Doron will no doubt think this a glorification of the weakness of our minds, but I end with a quotation, copied from Alissa Cran's webpage:
Many people who have never had occasion to learn what mathematics is confuse it with arithmetic and consider it a dry and arid science. In actual fact it is the science which demands the utmost imagination. One of the foremost mathematicians of our century says very justly that it is impossible to be a mathematician without also being a poet in spirit... It seems to me that the poet must see what others do not see, must see more deeply than other people. And the mathematician must do the same.-Sofya Kovalevskaya, 1890




4 Comments:

Doron Zeilberger said...

Let's hope that David is right, and that human mathematics will survive. But it would be a completely different, very high-level "meta-math". 99% of the articles written today
would be done faster and better by computers, but it is possible that humans will find a niche in what they are good at, namely philosophizing.
Then people like David Corfield (whose book I read twice cover-to-cover) would be main-stream mathematicians.
Think what mathematics is all about rather than do it.

January 16, 2006 7:12 PM  
david said...

I can see large amounts of the kind of work which is really just calculating within a fixed system becoming largely automated. But how about the activity Grothendieck described as "bringing new concepts out of the dark"? Is there any sign that computers could devise the notion of a scheme or a motive or a quantum group? Or, do you think that this is merely human style mathematics which will become swamped by more powerful computer activity?

January 17, 2006 1:52 PM  
John Baez said...

David Corfield asks:

"But how about the activity Grothendieck described as "bringing new concepts out of the dark"? Is there any sign that computers could devise the notion of a scheme or a motive or a quantum group?"

There's clearly no sign of it happening now, and bringing new concepts out of the dark is the most interesting form of mathematics to me, so I feel utterly unthreatened by competition from computers at present. Right now computers are mainly just wonderful tools for doing stuff that you tell them precisely how to do... which is great when you want to do something like check an identity involving binomial coefficients, or generate data whose mysterious patterns suggest interesting conjectures.

I don't see any a priori reason why computers couldn't eventually get good mathematics, or music, or other forms of art... and if they do, then they might get a lot better than us - for example by being faster, or being able to handle of data structures of greater complexity.

For example, I can tell that the levels of abstraction we've reached in category theory are only the tiny foothills of some very tall mountains. It's scary to imagine what we might think of if our minds didn't collapse under the strain of abstraction so easily.

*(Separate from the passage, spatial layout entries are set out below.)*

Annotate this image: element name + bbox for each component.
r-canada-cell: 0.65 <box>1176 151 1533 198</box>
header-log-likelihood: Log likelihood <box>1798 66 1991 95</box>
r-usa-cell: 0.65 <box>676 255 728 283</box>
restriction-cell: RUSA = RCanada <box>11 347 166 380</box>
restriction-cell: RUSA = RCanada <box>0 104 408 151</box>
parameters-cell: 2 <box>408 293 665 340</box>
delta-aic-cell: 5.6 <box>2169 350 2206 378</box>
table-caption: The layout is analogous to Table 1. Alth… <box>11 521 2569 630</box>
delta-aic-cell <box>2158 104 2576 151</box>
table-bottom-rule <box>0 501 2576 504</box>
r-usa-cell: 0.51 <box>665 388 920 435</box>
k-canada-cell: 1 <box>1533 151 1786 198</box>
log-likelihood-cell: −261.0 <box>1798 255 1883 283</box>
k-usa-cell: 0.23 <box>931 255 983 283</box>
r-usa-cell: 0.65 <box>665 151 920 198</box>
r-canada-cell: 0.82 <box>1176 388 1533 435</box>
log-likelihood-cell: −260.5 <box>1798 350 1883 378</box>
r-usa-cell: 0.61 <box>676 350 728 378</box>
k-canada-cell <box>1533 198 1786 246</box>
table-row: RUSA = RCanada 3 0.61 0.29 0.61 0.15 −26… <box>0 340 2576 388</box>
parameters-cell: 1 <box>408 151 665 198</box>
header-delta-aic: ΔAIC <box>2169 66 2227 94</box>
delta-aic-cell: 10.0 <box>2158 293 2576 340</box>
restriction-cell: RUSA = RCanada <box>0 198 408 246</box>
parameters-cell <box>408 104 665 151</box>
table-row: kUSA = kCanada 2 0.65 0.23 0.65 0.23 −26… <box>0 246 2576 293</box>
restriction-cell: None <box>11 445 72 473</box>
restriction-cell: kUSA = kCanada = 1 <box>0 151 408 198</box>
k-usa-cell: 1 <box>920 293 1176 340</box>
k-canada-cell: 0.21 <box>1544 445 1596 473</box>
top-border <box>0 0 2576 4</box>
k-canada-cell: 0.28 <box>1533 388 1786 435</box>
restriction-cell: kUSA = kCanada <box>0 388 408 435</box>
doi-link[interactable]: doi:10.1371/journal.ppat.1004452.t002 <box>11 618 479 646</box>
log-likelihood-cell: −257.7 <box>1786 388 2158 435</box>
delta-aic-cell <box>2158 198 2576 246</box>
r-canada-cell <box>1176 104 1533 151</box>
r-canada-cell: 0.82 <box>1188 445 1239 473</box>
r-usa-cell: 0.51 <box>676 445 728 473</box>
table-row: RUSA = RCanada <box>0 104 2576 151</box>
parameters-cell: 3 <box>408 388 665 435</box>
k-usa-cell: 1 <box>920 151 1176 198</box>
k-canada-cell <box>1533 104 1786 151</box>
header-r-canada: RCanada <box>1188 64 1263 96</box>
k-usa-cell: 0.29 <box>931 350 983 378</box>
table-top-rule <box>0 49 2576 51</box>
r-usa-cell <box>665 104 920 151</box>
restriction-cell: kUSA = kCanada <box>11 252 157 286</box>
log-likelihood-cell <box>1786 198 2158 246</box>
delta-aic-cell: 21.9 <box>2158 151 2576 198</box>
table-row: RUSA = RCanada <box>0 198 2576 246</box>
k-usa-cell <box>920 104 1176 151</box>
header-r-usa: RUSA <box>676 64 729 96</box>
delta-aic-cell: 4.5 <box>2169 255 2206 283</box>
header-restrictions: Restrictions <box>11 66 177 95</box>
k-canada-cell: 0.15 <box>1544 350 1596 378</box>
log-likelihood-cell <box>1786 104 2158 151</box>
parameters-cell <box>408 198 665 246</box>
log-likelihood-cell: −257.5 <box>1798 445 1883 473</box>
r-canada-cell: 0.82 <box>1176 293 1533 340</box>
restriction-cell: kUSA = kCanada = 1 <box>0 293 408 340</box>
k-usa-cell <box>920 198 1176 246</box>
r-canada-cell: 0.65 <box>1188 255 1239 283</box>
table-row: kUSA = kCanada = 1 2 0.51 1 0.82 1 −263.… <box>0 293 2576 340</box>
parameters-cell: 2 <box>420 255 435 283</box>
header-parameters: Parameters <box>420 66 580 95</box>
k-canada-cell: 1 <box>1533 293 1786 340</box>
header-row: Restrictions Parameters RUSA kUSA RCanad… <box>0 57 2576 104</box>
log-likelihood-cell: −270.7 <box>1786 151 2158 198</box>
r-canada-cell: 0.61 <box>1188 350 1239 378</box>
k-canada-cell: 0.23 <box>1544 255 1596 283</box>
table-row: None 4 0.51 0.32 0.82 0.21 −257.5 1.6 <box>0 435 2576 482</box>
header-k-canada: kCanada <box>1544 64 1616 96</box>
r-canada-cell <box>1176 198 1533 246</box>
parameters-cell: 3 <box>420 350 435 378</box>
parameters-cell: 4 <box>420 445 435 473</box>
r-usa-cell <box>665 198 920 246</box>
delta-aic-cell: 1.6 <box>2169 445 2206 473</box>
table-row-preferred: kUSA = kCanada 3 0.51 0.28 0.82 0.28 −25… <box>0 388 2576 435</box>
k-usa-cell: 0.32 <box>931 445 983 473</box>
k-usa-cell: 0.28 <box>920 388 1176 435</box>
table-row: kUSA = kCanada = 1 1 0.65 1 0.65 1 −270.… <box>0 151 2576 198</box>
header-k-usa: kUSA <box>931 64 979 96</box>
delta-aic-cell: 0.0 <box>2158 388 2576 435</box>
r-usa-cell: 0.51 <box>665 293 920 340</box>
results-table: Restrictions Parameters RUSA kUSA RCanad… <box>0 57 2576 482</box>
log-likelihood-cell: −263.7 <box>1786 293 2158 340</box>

But, James Dolan has pointed out - and I agree - that some of the very best mathematics arises from our limitations, especially our limited memory. Our inability to remember heaps of small facts pushes us to subsume them under big generalizations. People whose memory is too good tend not to do well in math: they get stuck in piles of detail instead of reaching for simplicity. It's possible that computer mathematicians will merely produce huge piles of boring crap unless we constantly force them to summarize and compress.

So, it will be interesting to see what happens as computers get better at math... I don't think we can predict this.

January 28, 2006 12:18 AM  
mathpoet said...

An amazing quote at the end of that post. Thank you for sharing.